Order, Supreme Court, New York County (Ruth Pickholz, J.), entered on or about December 6, 2017, which denied in part defendant's CPL 440.20 motion to set aside his sentence; and judgment of resentence, same court and Justice, rendered January 11, 2018, resentencing defendant, as a second violent felony offender, upon his convictions of robbery in the first degree (two counts), robbery in the second degree (five counts) and grand larceny in the second degree, to an aggregate term of 35 years, unanimously affirmed. The court properly resentenced defendant by ordering that the 25–year sentence on count one (first-degree robbery based on the taking of a security guard's pistol) would run consecutively to a 10–year sentence on count four (second-degree robbery based on the taking of jewelry in the same incident), and ordering that the 25–year sentence on count two (first-degree robbery based on the taking of the jewelry) would run consecutively to a 10–year sentence on count three (second-degree robbery based on the taking of the pistol). As both parties agree, the resentencing court had properly vacated the sentencing court's directive that the sentence on count three run consecutively to that on count one, and the sentence on count four consecutively to that on count two. Counts one and three were both based on the same act of taking the pistol and thus, the sentences must run concurrently; similarly, counts two and four were based on the same act of taking the jewelry and thus, those sentences must run concurrently ( Penal Law §§ 70.25[2] ). The resentencing court also had properly left untouched the lawful imposition of concurrent sentences on counts one and two, and lesser concurrent sentences on all of the remaining counts (while also making a correction, which is not at issue, in an unlawful sentence on the grand larceny count), for an aggregate sentence of 35 years (see Penal Law § 70.25[1] ; People v. Yannicelli, 40 N.Y.2d 598, 601–02, 389 N.Y.S.2d 290, 357 N.E.2d 947 [1976] ; People v. Carpenter, 19 A.D.3d 730, 731, 796 N.Y.S.2d 730 [3d Dept. 2005], lv denied 5 N.Y.3d 804, 803 N.Y.S.2d 33, 836 N.E.2d 1156 [2005] ).
Defendant's challenges to the legality of his sentence are unavailing (see People v. Jeanty, 268 A.D.2d 675, 680, 702 N.Y.S.2d 194 [3d Dept. 2000], lv denied 94 N.Y.2d 949, 710 N.Y.S.2d 5, 731 N.E.2d 622 [2000] ).

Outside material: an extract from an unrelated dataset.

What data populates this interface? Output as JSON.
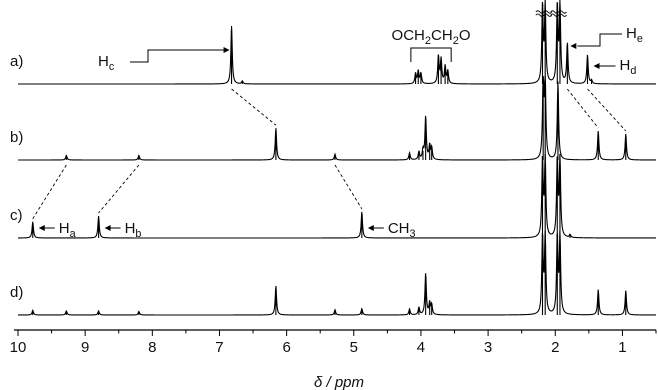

When, as noted, the court made the sentences in each group, relating to a particular act of either taking a pistol or jewelry, run concurrently within the group, but left intact the consecutive sentences for the two groups, this was neither illogical nor inconsistent with the court's own order on the CPL 440.20 motion. As in Jeanty, "at least one sentence in each group was properly made consecutive to at least one sentence in the following group and, thus, the aggregate sentence is unaffected" ( 268 A.D.2d at 680, 702 N.Y.S.2d 194 ). We have considered and rejected defendant's remaining arguments on this issue.
Defendant's resentencing was solely for the purpose of correcting the illegal aspect of the structure of his sentence, and was not a plenary resentencing requiring the exercise of sentencing discretion. Therefore, we may not reduce it in the interest of justice (see People v. Lingle, 16 N.Y.3d 621, 635, 926 N.Y.S.2d 4, 949 N.E.2d 952 [2011] ). In any event, as we held on defendant's direct appeal ( 49 A.D.3d 444, 446, 853 N.Y.S.2d 546 [1st Dept. 2008], lv denied 10 N.Y.3d 937, 862 N.Y.S.2d 344, 892 N.E.2d 410 [2008] ), we perceive no basis for reducing the sentence.